Une proposition de loi visant à interdire ce qu’on appelle l’écriture inclusive dans les textes administratifs va donc être déposée à l’Assemblée nationale. Espérons que nos parlementaires seront à la hauteur d’un sujet qui n’est pas médiocre, car il touche au centre même de notre civilisation. La sauvegarde de notre langue, c’est beaucoup plus qu’une querelle d’école qui opposerait puristes et progressistes, anciens et modernes. C’est la médiation nécessaire pour que s’épanouisse une certaine qualité d’être et de partage entre hommes et femmes. J’irais même plus loin en parlant de qualité de cœur, car il est des élégances qui déterminent un art de vivre. Qualités d’être et de cœur qui ne sont pas seulement blessées par ladite écriture inclusive, mais aussi par toutes les formes de jargon que l’on nous offre trop souvent sous prétexte de science ou de précision conceptuelle.

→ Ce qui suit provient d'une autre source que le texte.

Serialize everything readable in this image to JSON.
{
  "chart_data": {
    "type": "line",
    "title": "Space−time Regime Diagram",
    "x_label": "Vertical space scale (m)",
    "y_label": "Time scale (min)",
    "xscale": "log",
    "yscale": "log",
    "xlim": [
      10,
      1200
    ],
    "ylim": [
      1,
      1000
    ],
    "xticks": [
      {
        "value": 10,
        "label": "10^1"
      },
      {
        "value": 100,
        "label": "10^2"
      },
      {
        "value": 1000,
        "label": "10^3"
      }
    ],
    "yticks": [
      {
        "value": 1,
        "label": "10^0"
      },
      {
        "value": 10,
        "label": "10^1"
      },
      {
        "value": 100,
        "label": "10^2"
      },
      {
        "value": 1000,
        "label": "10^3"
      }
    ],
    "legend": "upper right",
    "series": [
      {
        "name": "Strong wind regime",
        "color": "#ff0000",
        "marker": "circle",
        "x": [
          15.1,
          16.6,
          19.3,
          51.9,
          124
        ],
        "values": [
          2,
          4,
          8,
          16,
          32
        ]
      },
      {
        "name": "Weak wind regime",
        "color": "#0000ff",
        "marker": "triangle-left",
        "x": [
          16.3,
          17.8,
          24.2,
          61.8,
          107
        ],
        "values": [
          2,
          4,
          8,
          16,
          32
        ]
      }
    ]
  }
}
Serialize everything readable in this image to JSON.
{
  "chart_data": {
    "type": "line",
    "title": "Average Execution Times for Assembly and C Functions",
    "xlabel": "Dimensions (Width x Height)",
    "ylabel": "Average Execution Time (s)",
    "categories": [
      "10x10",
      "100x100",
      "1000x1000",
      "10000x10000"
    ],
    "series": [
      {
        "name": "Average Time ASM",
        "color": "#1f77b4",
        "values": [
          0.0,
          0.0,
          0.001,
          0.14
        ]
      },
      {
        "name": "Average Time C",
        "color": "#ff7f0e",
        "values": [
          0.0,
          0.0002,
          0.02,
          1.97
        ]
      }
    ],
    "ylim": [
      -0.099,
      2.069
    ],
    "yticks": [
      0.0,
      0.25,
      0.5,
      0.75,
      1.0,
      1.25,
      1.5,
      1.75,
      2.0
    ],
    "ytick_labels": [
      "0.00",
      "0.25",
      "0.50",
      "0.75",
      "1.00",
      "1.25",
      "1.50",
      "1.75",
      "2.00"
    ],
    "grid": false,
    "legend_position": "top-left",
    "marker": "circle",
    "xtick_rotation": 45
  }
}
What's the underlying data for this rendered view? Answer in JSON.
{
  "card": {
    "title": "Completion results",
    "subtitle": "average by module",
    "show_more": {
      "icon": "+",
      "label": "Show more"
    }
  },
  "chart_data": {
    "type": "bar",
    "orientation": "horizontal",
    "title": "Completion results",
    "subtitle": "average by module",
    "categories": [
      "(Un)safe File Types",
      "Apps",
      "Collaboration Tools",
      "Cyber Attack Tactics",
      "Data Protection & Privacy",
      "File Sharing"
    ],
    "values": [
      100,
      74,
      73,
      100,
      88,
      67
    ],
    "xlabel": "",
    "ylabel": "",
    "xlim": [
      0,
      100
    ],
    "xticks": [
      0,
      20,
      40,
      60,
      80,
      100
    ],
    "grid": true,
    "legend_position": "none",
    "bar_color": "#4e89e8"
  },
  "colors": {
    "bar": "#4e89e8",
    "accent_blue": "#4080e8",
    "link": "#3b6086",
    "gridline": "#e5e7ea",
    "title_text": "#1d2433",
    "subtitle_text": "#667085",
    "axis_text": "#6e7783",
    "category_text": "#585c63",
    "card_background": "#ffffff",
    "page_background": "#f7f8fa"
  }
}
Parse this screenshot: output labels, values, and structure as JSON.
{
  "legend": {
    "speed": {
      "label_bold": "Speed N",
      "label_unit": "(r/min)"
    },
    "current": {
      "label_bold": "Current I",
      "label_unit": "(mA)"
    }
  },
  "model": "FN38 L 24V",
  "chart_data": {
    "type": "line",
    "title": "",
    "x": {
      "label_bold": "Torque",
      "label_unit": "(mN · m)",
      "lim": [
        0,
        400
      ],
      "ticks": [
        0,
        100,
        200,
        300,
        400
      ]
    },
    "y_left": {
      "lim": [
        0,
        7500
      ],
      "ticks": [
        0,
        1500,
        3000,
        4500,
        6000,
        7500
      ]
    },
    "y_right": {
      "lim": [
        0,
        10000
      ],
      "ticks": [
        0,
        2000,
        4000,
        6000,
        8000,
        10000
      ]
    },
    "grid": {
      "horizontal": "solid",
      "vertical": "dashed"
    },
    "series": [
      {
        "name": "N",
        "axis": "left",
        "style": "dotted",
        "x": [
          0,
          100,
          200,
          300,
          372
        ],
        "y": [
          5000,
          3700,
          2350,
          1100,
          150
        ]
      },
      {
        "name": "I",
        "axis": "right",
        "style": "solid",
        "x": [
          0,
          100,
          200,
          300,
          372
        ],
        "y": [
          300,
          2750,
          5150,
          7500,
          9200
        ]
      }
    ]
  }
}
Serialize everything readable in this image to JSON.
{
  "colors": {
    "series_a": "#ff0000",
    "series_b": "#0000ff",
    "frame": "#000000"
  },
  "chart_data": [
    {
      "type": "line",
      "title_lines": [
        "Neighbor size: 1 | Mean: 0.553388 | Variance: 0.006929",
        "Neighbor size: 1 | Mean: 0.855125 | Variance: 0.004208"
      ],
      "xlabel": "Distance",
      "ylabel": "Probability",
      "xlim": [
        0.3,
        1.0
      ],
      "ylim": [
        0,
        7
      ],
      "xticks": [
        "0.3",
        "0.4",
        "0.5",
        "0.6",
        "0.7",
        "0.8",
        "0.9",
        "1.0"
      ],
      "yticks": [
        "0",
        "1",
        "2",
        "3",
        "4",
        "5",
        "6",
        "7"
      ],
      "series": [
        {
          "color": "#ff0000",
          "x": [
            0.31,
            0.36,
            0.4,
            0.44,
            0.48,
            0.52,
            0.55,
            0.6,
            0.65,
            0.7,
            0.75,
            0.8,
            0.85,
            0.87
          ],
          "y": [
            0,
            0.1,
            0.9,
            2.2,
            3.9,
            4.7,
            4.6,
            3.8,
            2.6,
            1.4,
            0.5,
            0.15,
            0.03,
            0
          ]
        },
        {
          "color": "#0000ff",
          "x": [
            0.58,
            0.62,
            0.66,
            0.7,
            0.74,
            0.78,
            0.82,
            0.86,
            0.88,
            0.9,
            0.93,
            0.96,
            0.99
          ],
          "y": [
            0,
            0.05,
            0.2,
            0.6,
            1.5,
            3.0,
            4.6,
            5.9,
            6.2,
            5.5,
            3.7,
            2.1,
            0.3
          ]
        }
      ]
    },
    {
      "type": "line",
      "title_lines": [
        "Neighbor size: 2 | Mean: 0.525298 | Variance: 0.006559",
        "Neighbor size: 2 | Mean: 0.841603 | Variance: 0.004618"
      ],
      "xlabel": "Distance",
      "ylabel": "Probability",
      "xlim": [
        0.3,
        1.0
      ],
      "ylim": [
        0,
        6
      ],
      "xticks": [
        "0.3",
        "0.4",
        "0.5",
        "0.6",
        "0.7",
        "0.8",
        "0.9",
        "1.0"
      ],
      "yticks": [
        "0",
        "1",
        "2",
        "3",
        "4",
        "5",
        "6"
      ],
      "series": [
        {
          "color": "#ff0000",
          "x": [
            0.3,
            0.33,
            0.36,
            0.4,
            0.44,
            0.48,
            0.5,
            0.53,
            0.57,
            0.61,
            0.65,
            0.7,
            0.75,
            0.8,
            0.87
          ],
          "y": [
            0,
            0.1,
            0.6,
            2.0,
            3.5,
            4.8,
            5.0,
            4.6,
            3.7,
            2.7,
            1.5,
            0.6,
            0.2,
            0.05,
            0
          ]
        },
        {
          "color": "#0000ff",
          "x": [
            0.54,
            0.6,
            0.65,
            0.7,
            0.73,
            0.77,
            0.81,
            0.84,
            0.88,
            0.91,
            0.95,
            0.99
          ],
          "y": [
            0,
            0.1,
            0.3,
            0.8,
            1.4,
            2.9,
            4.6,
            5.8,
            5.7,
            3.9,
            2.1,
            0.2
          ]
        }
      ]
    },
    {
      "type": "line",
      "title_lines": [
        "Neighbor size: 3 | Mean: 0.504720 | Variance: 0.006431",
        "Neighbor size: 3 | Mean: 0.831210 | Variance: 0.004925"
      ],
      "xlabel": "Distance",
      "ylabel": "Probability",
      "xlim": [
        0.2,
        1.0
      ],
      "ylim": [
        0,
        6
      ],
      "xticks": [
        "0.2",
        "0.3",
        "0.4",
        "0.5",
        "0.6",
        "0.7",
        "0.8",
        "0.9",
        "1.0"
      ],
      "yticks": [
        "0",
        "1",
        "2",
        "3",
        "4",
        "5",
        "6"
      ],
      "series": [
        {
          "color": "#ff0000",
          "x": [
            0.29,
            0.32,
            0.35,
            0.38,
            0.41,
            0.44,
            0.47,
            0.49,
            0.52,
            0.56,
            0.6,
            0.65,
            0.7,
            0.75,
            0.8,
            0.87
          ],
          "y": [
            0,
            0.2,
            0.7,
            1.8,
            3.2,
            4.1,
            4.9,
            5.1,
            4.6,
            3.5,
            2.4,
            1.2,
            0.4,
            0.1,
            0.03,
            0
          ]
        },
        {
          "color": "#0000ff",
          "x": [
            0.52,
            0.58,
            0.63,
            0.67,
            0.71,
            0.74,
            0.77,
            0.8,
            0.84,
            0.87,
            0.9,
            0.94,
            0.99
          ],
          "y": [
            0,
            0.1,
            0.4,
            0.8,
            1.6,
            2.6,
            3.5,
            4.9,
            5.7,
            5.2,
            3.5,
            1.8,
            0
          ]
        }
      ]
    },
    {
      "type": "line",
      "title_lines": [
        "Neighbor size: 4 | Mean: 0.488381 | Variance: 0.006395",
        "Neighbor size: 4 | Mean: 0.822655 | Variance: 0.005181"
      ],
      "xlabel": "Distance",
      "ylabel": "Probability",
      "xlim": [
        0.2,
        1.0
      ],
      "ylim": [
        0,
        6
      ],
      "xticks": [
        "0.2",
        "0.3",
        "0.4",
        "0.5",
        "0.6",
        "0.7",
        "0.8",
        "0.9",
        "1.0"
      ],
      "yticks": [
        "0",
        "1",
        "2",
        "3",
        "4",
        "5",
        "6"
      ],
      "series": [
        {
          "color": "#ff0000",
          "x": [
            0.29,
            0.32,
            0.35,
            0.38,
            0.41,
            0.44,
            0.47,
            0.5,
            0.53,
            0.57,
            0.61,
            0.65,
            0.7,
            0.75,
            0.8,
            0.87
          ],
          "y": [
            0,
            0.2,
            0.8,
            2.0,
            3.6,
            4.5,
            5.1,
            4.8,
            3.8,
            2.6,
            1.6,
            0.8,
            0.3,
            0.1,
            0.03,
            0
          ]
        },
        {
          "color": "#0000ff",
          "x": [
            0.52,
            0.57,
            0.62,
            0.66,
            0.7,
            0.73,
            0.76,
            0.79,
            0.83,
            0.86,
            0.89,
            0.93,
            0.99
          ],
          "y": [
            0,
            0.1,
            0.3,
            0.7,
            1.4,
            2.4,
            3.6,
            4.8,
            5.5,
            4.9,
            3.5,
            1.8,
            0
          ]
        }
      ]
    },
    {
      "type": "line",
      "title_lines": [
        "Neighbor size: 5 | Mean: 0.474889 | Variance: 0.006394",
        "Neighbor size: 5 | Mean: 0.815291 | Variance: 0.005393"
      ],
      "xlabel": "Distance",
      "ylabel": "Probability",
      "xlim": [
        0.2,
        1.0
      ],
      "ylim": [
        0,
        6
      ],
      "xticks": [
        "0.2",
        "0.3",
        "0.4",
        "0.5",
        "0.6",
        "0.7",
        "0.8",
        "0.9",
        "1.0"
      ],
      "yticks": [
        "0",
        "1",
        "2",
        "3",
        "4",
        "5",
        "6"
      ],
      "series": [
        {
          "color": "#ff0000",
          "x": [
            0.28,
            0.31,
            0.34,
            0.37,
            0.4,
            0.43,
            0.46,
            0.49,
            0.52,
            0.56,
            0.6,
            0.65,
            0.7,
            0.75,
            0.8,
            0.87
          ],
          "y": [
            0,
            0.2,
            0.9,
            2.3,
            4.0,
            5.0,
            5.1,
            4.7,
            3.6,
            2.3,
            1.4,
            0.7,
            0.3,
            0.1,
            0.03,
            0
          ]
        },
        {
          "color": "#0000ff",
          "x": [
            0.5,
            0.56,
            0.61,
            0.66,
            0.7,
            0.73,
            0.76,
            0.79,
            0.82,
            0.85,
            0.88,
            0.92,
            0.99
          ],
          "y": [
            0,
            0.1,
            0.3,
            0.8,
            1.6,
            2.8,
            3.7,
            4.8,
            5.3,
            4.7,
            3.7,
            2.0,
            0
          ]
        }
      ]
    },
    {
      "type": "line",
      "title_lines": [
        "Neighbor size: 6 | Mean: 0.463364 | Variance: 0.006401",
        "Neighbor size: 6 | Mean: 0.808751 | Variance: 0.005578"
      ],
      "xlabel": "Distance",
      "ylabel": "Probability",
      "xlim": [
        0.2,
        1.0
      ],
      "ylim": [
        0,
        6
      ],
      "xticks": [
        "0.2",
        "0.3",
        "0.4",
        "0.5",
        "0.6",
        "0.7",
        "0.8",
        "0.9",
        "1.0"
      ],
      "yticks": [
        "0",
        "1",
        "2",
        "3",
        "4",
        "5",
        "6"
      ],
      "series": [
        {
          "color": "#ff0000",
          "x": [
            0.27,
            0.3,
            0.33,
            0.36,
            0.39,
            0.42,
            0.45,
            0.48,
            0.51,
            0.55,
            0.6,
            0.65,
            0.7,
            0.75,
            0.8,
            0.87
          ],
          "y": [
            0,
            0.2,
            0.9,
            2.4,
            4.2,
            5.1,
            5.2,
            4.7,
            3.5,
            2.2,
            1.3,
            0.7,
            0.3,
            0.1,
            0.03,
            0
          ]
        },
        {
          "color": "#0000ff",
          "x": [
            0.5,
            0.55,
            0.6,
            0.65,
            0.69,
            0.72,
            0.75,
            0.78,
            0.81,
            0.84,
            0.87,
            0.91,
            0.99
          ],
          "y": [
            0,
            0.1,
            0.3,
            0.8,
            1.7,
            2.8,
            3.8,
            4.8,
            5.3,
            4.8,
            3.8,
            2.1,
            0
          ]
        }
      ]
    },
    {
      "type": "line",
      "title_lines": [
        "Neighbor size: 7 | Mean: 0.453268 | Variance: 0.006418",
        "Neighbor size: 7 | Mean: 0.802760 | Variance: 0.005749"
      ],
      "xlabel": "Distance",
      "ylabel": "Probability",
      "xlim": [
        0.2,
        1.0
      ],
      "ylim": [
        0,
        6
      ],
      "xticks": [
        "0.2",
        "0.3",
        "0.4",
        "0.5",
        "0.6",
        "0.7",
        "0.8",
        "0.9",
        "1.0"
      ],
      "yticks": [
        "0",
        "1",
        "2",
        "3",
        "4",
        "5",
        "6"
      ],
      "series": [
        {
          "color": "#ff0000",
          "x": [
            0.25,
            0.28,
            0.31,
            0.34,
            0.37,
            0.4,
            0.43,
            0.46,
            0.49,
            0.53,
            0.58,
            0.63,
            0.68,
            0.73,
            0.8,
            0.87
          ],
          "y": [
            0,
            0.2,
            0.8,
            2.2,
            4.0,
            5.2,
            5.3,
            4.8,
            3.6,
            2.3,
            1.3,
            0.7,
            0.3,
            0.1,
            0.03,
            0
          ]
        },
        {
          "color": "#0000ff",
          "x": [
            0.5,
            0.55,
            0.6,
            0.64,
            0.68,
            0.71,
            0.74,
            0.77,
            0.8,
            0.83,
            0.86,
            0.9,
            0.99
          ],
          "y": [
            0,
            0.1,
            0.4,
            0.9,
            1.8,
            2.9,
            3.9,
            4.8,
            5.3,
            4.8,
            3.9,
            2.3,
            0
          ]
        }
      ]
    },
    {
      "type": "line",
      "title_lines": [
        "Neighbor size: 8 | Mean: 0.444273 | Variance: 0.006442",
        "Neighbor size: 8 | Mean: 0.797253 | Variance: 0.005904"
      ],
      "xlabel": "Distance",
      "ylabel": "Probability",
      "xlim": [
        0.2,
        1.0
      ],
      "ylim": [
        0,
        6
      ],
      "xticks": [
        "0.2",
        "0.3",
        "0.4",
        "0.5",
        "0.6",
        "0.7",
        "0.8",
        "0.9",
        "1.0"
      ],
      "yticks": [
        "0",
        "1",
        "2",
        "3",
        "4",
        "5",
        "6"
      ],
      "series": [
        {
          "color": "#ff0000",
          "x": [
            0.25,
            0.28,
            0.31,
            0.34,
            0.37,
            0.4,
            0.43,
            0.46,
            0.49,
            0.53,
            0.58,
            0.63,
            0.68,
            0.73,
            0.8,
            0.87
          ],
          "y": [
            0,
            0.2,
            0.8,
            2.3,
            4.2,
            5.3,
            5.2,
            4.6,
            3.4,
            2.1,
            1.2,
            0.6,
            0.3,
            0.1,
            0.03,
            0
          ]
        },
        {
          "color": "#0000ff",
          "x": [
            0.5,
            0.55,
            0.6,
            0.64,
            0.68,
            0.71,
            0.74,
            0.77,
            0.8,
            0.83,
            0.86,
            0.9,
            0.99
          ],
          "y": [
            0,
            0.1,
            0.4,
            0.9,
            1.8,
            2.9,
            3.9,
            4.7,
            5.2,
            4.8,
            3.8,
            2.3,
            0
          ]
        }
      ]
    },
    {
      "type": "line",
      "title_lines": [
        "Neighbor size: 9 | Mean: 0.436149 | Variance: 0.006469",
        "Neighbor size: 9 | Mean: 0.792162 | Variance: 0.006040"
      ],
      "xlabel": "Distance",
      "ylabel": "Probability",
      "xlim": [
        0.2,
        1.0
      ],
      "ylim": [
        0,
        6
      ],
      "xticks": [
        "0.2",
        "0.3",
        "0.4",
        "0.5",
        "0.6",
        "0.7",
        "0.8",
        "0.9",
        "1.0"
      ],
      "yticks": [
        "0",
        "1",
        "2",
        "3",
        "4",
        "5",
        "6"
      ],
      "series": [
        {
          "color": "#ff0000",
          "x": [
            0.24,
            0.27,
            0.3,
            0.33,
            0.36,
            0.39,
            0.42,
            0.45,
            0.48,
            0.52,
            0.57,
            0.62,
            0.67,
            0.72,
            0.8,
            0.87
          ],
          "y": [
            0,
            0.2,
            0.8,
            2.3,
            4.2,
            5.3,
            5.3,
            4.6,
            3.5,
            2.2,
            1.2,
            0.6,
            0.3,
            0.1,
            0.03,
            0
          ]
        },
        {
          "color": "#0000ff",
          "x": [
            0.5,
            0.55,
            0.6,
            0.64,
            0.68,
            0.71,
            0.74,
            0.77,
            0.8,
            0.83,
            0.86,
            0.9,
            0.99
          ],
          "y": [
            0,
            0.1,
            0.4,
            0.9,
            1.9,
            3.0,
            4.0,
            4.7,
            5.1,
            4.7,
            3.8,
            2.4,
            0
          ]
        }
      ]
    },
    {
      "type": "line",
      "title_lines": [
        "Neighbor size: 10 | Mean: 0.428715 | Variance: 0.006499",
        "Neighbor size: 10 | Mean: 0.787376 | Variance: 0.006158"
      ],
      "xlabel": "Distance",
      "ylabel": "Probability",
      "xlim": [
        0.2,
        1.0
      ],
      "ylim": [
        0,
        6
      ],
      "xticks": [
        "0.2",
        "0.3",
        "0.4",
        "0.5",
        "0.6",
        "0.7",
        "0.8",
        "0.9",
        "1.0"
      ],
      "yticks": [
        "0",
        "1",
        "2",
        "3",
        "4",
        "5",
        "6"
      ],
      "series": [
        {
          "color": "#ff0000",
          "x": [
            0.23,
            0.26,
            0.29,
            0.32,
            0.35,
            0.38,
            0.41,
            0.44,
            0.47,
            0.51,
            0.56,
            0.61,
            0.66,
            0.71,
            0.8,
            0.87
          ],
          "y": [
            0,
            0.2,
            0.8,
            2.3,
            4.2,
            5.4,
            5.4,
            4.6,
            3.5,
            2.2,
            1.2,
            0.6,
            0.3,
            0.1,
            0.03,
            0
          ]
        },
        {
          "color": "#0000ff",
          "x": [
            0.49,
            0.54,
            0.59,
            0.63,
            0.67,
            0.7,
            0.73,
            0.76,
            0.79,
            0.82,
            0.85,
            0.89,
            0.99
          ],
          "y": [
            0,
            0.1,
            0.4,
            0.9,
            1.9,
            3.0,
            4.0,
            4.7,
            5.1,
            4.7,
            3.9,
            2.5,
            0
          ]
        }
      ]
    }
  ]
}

Certes, la langue est forcément appelée à une certaine technicité pour répondre aux exigences des savoirs spécialisés. Mais en philosophie par exemple, la tradition d’un Malebranche et d’un Bergson, et même d’un Rousseau, montre à l’évidence que l’élégance peut se marier avec l’œuvre de la pensée. Plus généralement, notre langue est un trésor, vivant certes, qu’il faut sauvegarder comme la prunelle de nos yeux. Marc Fumaroli, un de ses merveilleux défenseurs, écrivait à ce propos : « Le français n’est pas une lingua franca dont on se barbouille sur le tas pour communiquer. Ses normes sont même inséparables d’une jurisprudence qui les nuance et qui les interprète : un fonds de textes littéraires et de mémoire historique partagés. »
Cette jurisprudence, loin d’être un carcan, est ce qui éveille le mieux le jugement, l’imagination et la mémoire. Chers députés, mardi prochain, soyez à la hauteur de l’enjeu !
Chronique diffusée sur Radio Notre-Dame le 25 février 2021.